Co zrobić, kiedy trema ściska za gardło? Pierwszy krok

Osoba trzymająca się za twarzZaraz masz rozmowę kwalifikacyjną, albo musisz wyjść przed tłum ludzi lub jesteś w studiu telewizyjnym i za chwilę ma się zacząć program na żywo, w którym bierzesz udział. I to uczucie: Zaraz umrę, zabierzcie mnie stąd! Nie dam rady! Dlaczego nie poprosiłam Tomka, żeby poszedł za mnie?

Znacie to? Wiele z nas i wielu z nas przechodziło przez coś podobnego i to niejednokrotnie. W dzisiejszym świecie trudno uniknąć wystąpień publicznych, czy to online, czy w tv, czy na żywo. I większość z nas prędzej czy później będzie musiała się z tym skonfrontować.

Ale po co się tak męczyć? I co zrobić, żeby ta męczarnia nie była męczarnią, tylko żebyśmy przeszły przez to lekko, łatwo i... no może nie aż tak przyjemnie, ale znośnie i bez uszczerbku na zdrowiu fizycznym i psychicznym?

Nie jestem zwolenniczką mówienia ludziom: nagrywaj, nagrywaj, nagrywaj, ciśnij, ciśnij, ciśnij, a zostaniesz mistrzynią, bo uważam, że ludzie doskonale o tym wiedzą. Jednak tego nie robią, bo jest w tym nierobieniu coś więcej. To silny lęk i wstyd. Boimy się oceny, tego, że nie zapanujemy nad spiętym ciałem i umysłem, że popełnimy gafę, ośmieszymy się itd. Mówię „my”, bo i ja mimo wielu lat pracy w mediach (pracuje od 2007 roku) nadal miewam takie myśli i mam tremę.

Ale do rzeczy pani Moniko, bo Pani tu mi ogólniki, a ja czekam na ten pierwszy krok. Co mam zrobić?

Odpowiedź jest banalna i tak prosta,że aż rozczarowująca: Oddychaj! Serio: oddychaj!

Najpierw oddychaj tak, żeby wydech był odrobinę dłuższy niż wdech.

Spróbuj zrobić 5 wdechów i pięć dłuższych wydechów. Teraz zatkaj jedną dziurkę nosa i wciągnij powoli nią powietrze, a następnie przełóż palec na drugą dziurkę (na tę, którą oddychałaś) i wypuść powietrze drugą dziurką. Powtórz ćwiczenie na drugą stronę. W skrócie: wdychaj powietrze jedną dziurką nosa, a wydychaj drugą i na odwrót.

Następnie spróbuj oddychać przeponą czyli brzuchem. Jeśli możesz, to połóż się na plecach i ułóż na brzuchu np. książkę. Próbuj ją książkę wdychając powietrze do brzucha. Jeśli nie możesz się położyć, to stań z dłonią na brzuchu i staraj się oddychać wydymając brzuch. Wyobraź sobie, że powietrze najpierw wpływa do brzucha, a później dopiero do płuc.

Po co to wszystko i jak to działa? Dlaczego niby oddech ma pomóc w pracz nad tremą, hę?

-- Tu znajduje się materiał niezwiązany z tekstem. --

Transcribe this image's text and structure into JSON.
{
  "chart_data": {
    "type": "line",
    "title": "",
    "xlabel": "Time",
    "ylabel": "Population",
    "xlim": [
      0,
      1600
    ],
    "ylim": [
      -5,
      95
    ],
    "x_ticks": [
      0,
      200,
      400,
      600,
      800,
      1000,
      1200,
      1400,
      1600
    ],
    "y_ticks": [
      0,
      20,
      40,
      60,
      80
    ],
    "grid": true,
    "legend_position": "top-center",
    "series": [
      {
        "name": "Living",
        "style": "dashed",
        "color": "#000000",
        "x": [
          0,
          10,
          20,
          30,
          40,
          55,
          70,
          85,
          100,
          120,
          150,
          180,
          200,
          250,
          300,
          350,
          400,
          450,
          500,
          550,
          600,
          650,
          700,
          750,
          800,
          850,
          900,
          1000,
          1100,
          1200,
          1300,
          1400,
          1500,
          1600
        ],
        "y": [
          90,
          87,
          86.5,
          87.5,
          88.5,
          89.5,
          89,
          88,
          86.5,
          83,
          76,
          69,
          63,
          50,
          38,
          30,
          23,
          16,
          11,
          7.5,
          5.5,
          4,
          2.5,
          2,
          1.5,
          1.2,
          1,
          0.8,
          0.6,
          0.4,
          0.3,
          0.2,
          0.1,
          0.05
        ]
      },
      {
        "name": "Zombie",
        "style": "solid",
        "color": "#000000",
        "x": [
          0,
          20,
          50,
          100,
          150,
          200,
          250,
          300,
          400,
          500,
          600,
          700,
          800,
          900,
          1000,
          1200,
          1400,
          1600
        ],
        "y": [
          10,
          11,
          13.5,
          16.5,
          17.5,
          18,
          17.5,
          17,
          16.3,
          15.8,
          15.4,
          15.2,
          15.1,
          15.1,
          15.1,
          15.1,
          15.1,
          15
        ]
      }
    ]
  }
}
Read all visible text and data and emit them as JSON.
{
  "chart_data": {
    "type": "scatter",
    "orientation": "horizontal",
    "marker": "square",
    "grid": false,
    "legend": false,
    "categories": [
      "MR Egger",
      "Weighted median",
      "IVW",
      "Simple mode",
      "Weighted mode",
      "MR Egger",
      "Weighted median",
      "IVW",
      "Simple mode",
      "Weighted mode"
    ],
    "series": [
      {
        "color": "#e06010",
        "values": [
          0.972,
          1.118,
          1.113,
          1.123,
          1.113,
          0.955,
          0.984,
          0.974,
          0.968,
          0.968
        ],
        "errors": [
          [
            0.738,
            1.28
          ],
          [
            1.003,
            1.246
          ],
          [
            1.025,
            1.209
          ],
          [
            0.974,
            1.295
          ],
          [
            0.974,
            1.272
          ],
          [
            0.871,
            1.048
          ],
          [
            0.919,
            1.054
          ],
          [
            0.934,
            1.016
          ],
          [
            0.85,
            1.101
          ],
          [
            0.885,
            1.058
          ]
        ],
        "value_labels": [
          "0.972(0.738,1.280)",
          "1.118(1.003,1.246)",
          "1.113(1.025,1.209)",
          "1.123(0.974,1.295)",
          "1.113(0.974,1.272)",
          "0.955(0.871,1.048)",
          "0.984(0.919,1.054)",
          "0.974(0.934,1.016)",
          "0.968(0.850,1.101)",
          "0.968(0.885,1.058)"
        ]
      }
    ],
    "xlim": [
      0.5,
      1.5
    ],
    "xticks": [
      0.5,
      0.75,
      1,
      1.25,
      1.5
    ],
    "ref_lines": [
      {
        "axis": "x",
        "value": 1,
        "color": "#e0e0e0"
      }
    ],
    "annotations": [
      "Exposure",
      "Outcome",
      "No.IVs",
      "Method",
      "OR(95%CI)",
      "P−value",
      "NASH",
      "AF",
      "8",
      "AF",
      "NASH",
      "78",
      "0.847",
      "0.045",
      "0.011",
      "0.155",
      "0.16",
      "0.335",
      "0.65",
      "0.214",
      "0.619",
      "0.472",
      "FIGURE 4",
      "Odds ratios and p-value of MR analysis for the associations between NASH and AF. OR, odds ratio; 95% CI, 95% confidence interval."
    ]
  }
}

Ciało i umysł są połączone. Nie rozluźnisz umysłu w napiętym ciele i nie rozluźnisz ciała z napiętym umysłem. Rozluźniając ciało poprzez oddech, działasz na niego na kilka sposobów:

  • rozluźniasz umysł, czyli relaksujesz go, spowalniasz gonitwę myśli,
  • dotleniasz komórki, dzięki czemu sprawniej działasz,
  • odwracasz uwagę od lęku, a skupiasz na oddechu i byciu w tej konkretnej chwili, a nie w przyszłości, która budzi niepokój.

To nie magia, a nauka. Więcej możesz na ten temat przeczytać między innymi u Stefanie Stahl niemieckiej psychoterapeutki, której książki serdecznie polecam. O spiętym umyśle pisze w książce „Jak myśleć o sobie dobrze”. Zresztą często cytuję tę lekturę podczas swoich szkoleń, bo autorka pisze w sposób przystępny i bez naukowego żargonu.